Funnel Sort cache efficiency For the appropriate constants for the size of buffers, achieve O(n/L * (log n)/(log Z)) cache misses for this cache-oblivious sorting algorithm. Provable that no better cache-oblivious bound exists.

Performance: Serial Execution Actual implementation performed poorly! Runs significantly slower than Quicksort (about 4x as slow).
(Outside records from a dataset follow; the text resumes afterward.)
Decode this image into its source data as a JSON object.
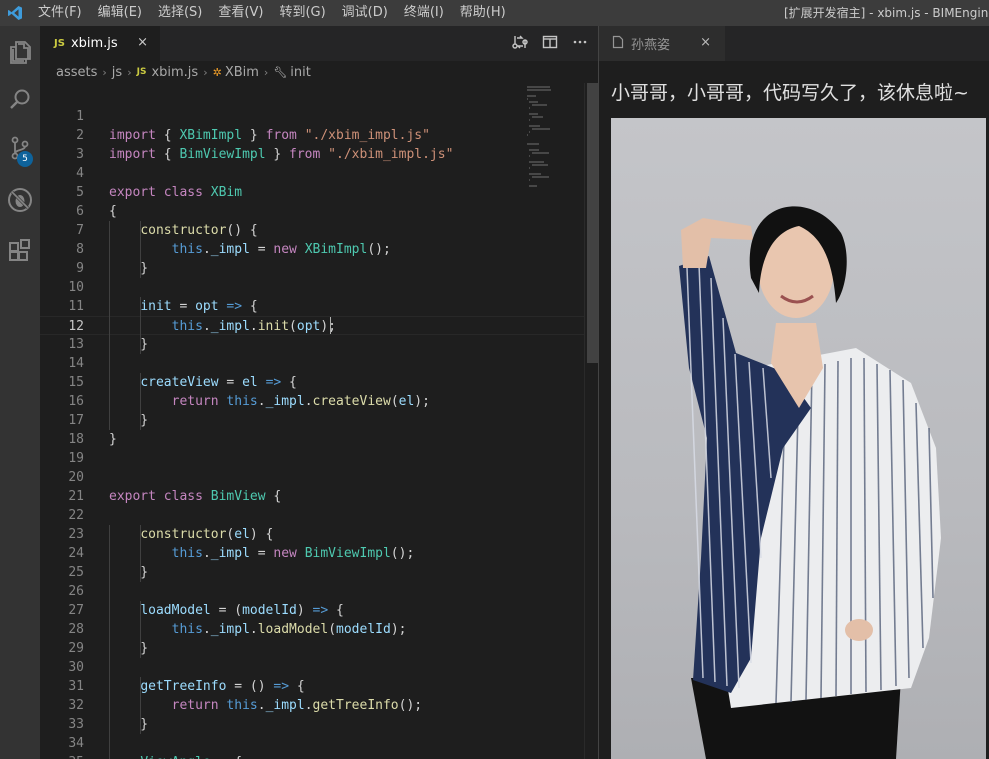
{
  "menu": {
    "items": [
      "文件(F)",
      "编辑(E)",
      "选择(S)",
      "查看(V)",
      "转到(G)",
      "调试(D)",
      "终端(I)",
      "帮助(H)"
    ],
    "window_title": "[扩展开发宿主] - xbim.js - BIMEngineDe"
  },
  "activity_bar": {
    "items": [
      "explorer-icon",
      "search-icon",
      "source-control-icon",
      "debug-icon",
      "extensions-icon"
    ],
    "source_control_badge": "5"
  },
  "editor": {
    "tab": {
      "icon": "JS",
      "label": "xbim.js",
      "close": "×"
    },
    "actions": [
      "compare-changes-icon",
      "split-editor-icon",
      "more-actions-icon"
    ],
    "breadcrumbs": [
      "assets",
      "js",
      "xbim.js",
      "XBim",
      "init"
    ],
    "cursor_line": 12,
    "line_numbers": [
      "1",
      "2",
      "3",
      "4",
      "5",
      "6",
      "7",
      "8",
      "9",
      "10",
      "11",
      "12",
      "13",
      "14",
      "15",
      "16",
      "17",
      "18",
      "19",
      "20",
      "21",
      "22",
      "23",
      "24",
      "25",
      "26",
      "27",
      "28",
      "29",
      "30",
      "31",
      "32",
      "33",
      "34",
      "35"
    ],
    "code_lines": [
      "",
      "import { XBimImpl } from \"./xbim_impl.js\"",
      "import { BimViewImpl } from \"./xbim_impl.js\"",
      "",
      "export class XBim",
      "{",
      "    constructor() {",
      "        this._impl = new XBimImpl();",
      "    }",
      "",
      "    init = opt => {",
      "        this._impl.init(opt);",
      "    }",
      "",
      "    createView = el => {",
      "        return this._impl.createView(el);",
      "    }",
      "}",
      "",
      "",
      "export class BimView {",
      "",
      "    constructor(el) {",
      "        this._impl = new BimViewImpl();",
      "    }",
      "",
      "    loadModel = (modelId) => {",
      "        this._impl.loadModel(modelId);",
      "    }",
      "",
      "    getTreeInfo = () => {",
      "        return this._impl.getTreeInfo();",
      "    }",
      "",
      "    ViewAngle = {"
    ]
  },
  "preview": {
    "tab": {
      "label": "孙燕姿",
      "close": "×"
    },
    "heading": "小哥哥，小哥哥，代码写久了，该休息啦~",
    "image": "portrait-photo"
  },
  "colors": {
    "titlebar": "#3c3c3c",
    "activitybar": "#333333",
    "editor_bg": "#1e1e1e",
    "badge": "#0e639c",
    "keyword": "#c586c0",
    "string": "#ce9178",
    "class": "#4ec9b0",
    "function": "#dcdcaa",
    "variable": "#9cdcfe"
  }
}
Why? Possible Reasons Bad implementation. Runtime not dominated by cache misses. Much more memory management than Quick Sort (not in place). Lots of calculations to keep track of buffers and how full they are. Cache dominated by the internal buffers of a funnel, for a K-funnel, K^2 memory used for internal buffers, 2*K used for input buffers. Rounding errors! Funnel sort relies on taking square roots, and cube roots often, which in practice yields an imbalanced funnel.

Cache Performance Tested by changing type of item being sorted from int to long. Should approximately double the number of cache misses! Change in performance is less than 5% slower in a 4-way merge sort (Cilk Sort, implemented by Matteo Frigo), implying perhaps that cache misses are not a large cost. Appears that Funnel Sort suffers the smallest slowdown from increasing the size of data (versus Quick Sort and Cilk Sort), but difficult to say accurately.

Parallelize FunnelSort? Not terribly practical without a fast serial implementation. Lends well to parallelism. Recursive merging can be done on separate processors. Because of buffering, final merge shortly after inputs start being processed. Could use locks on the circular buffers so that simultaneous reads from the head and writes to the tail are possible. With log(n)/log(Z) processors, possibly O(n) sorting?

Conclusions Possible to create a cache-oblivious sorting algorithm that has cache misses on the order of a cache-aware algorithm. In practice, difficult to implement correctly. Extra overhead difficult to recover with the reduced cache misses. Potentially very parallelizable.